Running the risk of having forgotten someone (as we’ve received so many emails), this is the last contestant in the Meadow competition. This pair of Nudie Average Joe Dry Organic jeans have a very special history, told in the exact word of their wearer, Mike Keaveney who apparently is quite the storyteller.
“Last February I told my brother I would undertake the crazy task of driving to Barcelona from England, in a day, to watch Barcelona FC play Athletic Bilbao with him. As much as I love Barcelona FC, I must admit the thought of visiting a Nudie Concept Store was part of the reason I wanted to go (I even delayed the drive home to tie in with the store’s opening hours).”

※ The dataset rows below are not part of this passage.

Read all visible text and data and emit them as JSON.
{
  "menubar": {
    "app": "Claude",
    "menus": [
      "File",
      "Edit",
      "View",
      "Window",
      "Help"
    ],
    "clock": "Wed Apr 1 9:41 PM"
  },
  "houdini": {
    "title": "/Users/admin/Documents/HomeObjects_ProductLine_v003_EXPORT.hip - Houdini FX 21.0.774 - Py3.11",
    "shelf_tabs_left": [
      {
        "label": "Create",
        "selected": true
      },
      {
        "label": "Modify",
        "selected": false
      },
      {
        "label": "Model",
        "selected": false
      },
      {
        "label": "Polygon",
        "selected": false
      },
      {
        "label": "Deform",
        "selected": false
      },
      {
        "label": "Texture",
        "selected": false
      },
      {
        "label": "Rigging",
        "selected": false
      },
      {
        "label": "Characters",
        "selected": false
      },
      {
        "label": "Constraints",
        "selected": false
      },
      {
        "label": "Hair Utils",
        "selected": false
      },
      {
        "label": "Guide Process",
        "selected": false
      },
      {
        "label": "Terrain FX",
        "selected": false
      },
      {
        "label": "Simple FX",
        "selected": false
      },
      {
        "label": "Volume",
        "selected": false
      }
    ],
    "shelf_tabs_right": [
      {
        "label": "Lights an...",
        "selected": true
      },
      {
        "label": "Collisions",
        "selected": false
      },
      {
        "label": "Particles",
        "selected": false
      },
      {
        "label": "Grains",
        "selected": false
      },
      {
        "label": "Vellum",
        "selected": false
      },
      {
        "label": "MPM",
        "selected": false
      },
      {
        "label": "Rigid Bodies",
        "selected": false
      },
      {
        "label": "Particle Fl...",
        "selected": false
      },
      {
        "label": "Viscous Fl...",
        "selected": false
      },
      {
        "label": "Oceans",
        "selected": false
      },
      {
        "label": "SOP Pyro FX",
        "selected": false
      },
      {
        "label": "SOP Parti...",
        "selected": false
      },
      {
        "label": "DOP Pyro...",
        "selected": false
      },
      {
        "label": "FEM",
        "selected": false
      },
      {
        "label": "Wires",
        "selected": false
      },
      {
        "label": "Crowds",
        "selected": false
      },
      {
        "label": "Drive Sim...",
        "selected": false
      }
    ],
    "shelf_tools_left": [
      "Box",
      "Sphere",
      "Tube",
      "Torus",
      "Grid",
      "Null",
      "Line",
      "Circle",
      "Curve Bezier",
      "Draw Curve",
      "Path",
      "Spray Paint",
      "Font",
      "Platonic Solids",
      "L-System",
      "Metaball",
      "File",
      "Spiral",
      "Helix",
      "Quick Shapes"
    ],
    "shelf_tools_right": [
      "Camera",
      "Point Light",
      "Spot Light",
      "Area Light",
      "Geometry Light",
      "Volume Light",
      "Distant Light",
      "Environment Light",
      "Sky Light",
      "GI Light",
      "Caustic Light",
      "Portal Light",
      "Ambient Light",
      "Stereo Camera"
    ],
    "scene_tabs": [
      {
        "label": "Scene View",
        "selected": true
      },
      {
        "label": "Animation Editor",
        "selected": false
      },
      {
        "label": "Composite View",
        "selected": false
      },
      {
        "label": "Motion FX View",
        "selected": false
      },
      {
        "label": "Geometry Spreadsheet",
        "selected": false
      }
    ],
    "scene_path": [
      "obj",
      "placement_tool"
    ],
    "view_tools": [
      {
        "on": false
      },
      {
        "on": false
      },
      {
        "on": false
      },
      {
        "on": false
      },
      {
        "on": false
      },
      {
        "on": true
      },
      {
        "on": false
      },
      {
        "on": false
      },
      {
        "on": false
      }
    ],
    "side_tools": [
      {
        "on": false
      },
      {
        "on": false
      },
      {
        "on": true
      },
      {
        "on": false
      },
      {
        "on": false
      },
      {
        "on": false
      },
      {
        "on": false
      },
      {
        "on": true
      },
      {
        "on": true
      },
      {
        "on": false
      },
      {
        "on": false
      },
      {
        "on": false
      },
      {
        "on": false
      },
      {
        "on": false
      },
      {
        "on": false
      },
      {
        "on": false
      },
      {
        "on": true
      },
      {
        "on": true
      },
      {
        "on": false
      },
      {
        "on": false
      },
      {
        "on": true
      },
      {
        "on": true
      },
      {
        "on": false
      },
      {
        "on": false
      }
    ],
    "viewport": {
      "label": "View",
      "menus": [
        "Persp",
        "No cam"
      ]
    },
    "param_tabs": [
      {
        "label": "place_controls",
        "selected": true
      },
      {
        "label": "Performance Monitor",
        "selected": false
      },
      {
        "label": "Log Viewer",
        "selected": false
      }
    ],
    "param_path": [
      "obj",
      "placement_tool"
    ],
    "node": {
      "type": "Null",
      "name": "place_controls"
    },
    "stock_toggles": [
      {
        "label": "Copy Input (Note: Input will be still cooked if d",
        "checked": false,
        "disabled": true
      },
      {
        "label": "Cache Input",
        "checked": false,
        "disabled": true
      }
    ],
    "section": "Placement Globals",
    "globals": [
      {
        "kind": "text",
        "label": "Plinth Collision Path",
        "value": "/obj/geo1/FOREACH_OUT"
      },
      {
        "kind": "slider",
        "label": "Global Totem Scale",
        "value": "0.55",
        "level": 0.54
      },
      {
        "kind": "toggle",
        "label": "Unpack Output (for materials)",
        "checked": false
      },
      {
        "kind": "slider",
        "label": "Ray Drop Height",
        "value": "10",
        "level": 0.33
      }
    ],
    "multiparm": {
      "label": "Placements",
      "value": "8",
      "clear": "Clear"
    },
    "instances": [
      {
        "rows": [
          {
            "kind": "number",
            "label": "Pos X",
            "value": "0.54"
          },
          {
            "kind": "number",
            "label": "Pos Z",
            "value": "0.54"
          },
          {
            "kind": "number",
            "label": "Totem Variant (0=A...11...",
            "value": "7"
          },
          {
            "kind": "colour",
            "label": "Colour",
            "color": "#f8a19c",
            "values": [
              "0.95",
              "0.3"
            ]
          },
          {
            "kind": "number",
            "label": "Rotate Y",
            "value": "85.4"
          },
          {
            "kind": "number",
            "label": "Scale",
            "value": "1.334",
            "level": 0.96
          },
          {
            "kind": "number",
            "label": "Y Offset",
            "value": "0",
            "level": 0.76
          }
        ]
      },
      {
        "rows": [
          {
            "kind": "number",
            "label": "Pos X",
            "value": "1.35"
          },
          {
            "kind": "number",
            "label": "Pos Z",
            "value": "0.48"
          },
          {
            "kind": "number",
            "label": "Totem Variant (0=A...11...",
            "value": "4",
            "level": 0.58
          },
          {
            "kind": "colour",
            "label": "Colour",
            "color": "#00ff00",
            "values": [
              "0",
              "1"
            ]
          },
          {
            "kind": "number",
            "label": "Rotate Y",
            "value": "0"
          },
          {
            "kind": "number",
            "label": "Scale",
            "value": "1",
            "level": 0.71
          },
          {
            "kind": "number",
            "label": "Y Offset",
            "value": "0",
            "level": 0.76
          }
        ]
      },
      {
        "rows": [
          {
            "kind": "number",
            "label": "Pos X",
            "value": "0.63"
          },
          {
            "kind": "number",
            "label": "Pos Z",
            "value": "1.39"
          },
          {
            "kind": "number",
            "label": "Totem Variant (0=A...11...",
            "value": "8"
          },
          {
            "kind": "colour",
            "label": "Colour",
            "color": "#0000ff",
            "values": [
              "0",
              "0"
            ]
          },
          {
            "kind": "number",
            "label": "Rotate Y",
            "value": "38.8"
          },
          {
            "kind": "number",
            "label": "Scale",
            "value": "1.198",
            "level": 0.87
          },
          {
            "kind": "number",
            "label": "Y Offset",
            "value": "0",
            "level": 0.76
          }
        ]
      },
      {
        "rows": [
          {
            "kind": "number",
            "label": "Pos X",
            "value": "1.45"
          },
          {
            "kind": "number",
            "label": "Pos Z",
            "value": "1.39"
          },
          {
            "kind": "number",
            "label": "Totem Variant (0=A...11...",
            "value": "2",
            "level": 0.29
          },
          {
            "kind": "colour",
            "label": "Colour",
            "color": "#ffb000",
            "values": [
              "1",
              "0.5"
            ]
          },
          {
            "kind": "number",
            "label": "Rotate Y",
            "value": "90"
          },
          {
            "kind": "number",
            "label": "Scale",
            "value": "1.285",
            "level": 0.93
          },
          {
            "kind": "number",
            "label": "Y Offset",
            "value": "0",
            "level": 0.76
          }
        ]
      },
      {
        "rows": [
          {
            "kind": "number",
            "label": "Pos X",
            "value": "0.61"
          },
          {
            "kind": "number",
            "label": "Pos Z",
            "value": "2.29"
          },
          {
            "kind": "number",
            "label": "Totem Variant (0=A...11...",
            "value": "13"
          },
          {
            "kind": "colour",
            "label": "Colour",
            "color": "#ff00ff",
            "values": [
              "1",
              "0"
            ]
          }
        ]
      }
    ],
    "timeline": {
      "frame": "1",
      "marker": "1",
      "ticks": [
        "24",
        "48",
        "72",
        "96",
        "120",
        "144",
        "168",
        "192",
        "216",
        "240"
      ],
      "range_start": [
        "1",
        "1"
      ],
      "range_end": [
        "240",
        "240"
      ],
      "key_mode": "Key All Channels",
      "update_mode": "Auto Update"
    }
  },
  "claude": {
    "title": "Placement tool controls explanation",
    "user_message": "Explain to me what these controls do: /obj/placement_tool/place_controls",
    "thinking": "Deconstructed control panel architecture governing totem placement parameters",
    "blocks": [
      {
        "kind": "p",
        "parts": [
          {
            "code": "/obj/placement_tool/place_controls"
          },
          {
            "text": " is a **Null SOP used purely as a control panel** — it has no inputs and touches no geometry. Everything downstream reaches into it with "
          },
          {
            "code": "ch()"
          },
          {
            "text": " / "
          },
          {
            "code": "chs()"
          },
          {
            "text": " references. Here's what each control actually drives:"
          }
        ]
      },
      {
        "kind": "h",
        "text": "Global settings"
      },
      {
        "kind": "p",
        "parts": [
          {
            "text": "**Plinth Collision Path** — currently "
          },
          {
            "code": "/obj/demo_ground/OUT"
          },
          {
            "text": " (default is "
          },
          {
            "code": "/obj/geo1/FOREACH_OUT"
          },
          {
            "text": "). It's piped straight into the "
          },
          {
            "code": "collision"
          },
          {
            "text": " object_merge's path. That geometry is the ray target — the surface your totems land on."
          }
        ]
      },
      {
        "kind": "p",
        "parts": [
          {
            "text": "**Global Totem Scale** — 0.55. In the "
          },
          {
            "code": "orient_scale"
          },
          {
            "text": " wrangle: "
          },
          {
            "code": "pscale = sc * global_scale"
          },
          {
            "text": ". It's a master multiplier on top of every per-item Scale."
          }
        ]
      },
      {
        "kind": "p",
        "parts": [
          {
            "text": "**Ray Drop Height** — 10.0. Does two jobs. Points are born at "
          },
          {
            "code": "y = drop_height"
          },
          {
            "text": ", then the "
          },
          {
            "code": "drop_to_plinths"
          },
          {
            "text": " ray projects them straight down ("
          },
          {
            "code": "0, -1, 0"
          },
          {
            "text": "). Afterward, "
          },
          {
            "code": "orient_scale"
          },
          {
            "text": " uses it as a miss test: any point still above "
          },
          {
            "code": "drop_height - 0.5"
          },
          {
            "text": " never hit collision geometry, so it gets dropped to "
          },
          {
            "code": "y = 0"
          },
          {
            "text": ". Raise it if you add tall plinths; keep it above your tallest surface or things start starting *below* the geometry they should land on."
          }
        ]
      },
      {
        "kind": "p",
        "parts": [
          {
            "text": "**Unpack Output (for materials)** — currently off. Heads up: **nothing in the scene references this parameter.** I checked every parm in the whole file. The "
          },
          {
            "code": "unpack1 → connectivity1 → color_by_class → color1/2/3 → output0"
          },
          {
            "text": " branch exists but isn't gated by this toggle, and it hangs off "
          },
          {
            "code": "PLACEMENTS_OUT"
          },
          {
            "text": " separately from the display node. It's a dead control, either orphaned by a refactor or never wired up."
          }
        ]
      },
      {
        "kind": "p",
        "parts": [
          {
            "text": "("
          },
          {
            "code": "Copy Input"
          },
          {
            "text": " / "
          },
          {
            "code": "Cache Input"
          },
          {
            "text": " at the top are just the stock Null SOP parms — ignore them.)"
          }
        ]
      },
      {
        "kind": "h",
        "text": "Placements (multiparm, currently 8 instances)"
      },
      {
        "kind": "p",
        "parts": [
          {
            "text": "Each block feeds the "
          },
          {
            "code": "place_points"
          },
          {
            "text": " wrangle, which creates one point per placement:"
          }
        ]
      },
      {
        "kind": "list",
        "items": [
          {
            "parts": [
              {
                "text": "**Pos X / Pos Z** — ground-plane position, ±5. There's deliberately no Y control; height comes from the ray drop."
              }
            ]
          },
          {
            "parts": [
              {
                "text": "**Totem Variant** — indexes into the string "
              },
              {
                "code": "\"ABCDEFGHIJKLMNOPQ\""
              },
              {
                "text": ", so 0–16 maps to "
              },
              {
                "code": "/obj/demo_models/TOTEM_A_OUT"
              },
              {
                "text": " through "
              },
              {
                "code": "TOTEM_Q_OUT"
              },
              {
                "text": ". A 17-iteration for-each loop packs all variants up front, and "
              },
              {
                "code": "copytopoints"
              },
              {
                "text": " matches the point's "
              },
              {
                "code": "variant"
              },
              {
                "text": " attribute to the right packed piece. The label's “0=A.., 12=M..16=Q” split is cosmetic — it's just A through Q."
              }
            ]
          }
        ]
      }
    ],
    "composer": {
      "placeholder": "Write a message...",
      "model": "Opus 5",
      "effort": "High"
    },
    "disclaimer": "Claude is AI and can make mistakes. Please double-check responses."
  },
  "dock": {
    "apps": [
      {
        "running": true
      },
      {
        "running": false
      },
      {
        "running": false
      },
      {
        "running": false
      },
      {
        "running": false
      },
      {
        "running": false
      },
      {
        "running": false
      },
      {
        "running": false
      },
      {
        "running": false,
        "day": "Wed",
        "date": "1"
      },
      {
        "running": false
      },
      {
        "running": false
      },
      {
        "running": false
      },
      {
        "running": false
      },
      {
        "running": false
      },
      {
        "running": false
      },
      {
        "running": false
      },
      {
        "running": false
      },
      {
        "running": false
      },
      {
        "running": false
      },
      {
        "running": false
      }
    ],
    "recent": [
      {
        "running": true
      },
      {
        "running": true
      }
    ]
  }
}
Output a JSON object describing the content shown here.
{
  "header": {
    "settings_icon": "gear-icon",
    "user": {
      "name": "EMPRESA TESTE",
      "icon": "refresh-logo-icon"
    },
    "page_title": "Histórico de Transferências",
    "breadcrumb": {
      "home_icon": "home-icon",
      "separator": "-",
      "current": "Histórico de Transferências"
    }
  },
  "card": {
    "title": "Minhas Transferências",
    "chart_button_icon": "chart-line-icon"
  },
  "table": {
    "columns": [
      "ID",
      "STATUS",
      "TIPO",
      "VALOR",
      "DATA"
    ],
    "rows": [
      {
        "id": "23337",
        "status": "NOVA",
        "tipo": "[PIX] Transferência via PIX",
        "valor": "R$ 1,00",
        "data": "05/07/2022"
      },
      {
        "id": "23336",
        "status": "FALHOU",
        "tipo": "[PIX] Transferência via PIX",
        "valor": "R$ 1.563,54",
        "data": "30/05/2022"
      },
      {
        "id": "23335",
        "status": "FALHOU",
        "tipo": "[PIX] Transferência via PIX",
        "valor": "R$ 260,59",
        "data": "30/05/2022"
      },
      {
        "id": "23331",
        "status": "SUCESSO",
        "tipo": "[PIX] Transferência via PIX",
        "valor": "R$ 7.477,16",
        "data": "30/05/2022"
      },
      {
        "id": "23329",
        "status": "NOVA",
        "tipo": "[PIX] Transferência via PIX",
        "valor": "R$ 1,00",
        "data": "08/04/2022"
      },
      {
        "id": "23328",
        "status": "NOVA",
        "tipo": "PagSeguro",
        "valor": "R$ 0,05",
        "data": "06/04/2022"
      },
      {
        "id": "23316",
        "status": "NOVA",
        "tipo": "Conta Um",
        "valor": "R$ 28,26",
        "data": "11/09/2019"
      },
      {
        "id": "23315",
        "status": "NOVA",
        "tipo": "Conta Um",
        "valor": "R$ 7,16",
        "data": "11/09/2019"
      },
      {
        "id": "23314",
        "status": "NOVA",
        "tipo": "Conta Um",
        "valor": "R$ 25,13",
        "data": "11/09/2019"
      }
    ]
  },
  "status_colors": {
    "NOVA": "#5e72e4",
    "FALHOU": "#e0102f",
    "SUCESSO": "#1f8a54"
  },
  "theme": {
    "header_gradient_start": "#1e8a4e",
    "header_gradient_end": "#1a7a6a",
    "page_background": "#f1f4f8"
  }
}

“I’ve worn my Average Joe’s nearly everyday since the 21st of February 2011. The majority of their life has been spent sitting on a chair running companies websites with me, however they have lived it up at any opportunity they got. They’ve rocked out at the Rock en Seine festival in Paris; seen bands play in London; stumbled and slurred as they’ve celebrated birthdays; had all manner of beverages spilled and wiped down them (although that’s probably a given after they’ve done the last three activities!); been terrified as they’ve driven around the Nurburgring in Germany; slept well after they chopped down trees with nothing but an axe and determination; rescued cars stuck in the snow, then tried to make blue snow angels; baked in the sun and done everything in-between.”
“When their 1st birthday on the 21st of February 2012 finally rolled round I thought I should do something special for them. After the local bakers threw me out of their shop for apparently wasting their time when I asked if they could bake me a birthday cake for a special pair of jeans, I decided their first (and only) wash would probably make them just as happy. Unfortunately this was delayed until 2 days after their birthday, but when I finally got around to it, they cried beautiful blue tears of happiness (to be fair, I too would cry if I hadn’t washed in a year!).”
“My Nudies are starting to show their age with one large tear inside the front left pocket, with numerous others threatening to break out lower down; a small tear developing under the crotch and another at the top of the coin pocket where my chap stick lives (apparently this is less than manly, so I often make up for it by eating lots of red meat, swearing and playing with tools). But with a little love on the sewing machine I reckon they have plenty of life left in them.”